I don’t know how the bias could be revealed. The museum may find that Sarah gets consistently better reviews than Bob, but unless the surveys include some kind of knowledge quiz there’s no way to determine that one is better at imparting the knowledge than the other.

One would hope that periodically the supervisors take the tour to see what is actually going on. But yeah, some question regarding actual knowledge “Is X true?” “Could you answer that question before you took the tour?” Should be on the survey.

A couple of ways to deal with the demand effect might be to offer some very small token in response, not rewarding enough to stimulate the desire to please, and skew the results, but enough not to make the survey overly burdensome, like a 5% off coupon for the gift shop, or a free soda from the cafeteria. Also, make extra sure the participants know the survey is voluntary.

When the proctors ask people to take it, word the request in such a way, that it includes the word “learning,” or “education.” “The survey is to gauge the educational value of the guided tours.”

Make sure the survey area has no visual access to the guides. Make sure the guides are never referred to by name. Have the proctor discourage people from having discussions and comparing their experiences while they take the survey.

OK, so that wasn’t what was asked.

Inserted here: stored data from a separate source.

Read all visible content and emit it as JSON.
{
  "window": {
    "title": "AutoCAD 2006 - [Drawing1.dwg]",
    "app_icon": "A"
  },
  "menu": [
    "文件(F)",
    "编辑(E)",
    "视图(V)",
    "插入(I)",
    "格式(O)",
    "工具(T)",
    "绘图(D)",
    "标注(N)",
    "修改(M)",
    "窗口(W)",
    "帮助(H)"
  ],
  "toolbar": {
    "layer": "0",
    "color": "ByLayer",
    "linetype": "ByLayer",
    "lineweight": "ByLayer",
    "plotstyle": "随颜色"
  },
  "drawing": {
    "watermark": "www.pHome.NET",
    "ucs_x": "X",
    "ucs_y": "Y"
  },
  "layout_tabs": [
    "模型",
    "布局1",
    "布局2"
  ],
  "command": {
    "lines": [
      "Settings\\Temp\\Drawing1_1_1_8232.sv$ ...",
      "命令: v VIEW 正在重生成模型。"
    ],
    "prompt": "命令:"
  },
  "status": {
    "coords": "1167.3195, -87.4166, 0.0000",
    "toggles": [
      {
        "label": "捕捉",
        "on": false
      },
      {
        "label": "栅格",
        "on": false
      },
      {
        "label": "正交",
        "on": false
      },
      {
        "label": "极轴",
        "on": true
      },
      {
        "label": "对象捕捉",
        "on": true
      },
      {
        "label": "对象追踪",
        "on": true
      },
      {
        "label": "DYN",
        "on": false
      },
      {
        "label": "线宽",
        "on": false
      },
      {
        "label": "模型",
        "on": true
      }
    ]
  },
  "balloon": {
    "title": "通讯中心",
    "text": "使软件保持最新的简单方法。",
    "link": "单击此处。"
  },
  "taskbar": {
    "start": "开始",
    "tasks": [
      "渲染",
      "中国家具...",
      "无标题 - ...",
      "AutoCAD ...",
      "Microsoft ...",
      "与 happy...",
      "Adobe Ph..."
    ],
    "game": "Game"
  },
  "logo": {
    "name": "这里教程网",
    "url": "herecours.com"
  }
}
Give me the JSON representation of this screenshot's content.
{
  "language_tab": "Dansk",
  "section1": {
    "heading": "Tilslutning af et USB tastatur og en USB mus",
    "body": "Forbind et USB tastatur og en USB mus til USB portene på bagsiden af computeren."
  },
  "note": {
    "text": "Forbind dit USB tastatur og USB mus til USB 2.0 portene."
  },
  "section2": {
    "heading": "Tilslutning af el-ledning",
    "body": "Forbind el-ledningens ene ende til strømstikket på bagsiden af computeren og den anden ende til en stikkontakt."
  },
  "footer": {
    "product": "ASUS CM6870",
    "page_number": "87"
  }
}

I had to design a survey once for my not-for-profit I worked for in the 90s, and it’s really tough to be unbiased. They picked two people in my position, me, with my English degree, and the other person in the same slot who had a psychology degree. It was one of those jobs where you had to have a BA, but they didn’t much care what it was in. Whenever there was a writing for the public task, I got it.

There’s nothing wrong with the results from the survey in the OP. A survey reflects how people respond to the survey. Reading any more meaning into a simplistic survey like that is a mistake made by the museum.

But they want some meaning in it, or why bother? Does it mean anything that people like Sarah? It may mean that people who come to the museum are pretty ignorant. Or it may mean that a pretty girl with a good personality can say that cave men hunted triceratops, and no one cares. The museum probably wants to know.

They bother because there is a widespread culture of collecting useless information, particularly among non-profits. I know this, having worked in non-profits almost my entire life.

What Boyo said. If they want to know if “it may mean that a pretty girl with a good personality can say that cave men hunted triceratops, and no one cares”, then they’re at least starting down the path to find that out.

Surveys tell you how people answer surveys. To make use of a survey you need to know and understand that.

It is a type of response bias, sounds most like desirability bias.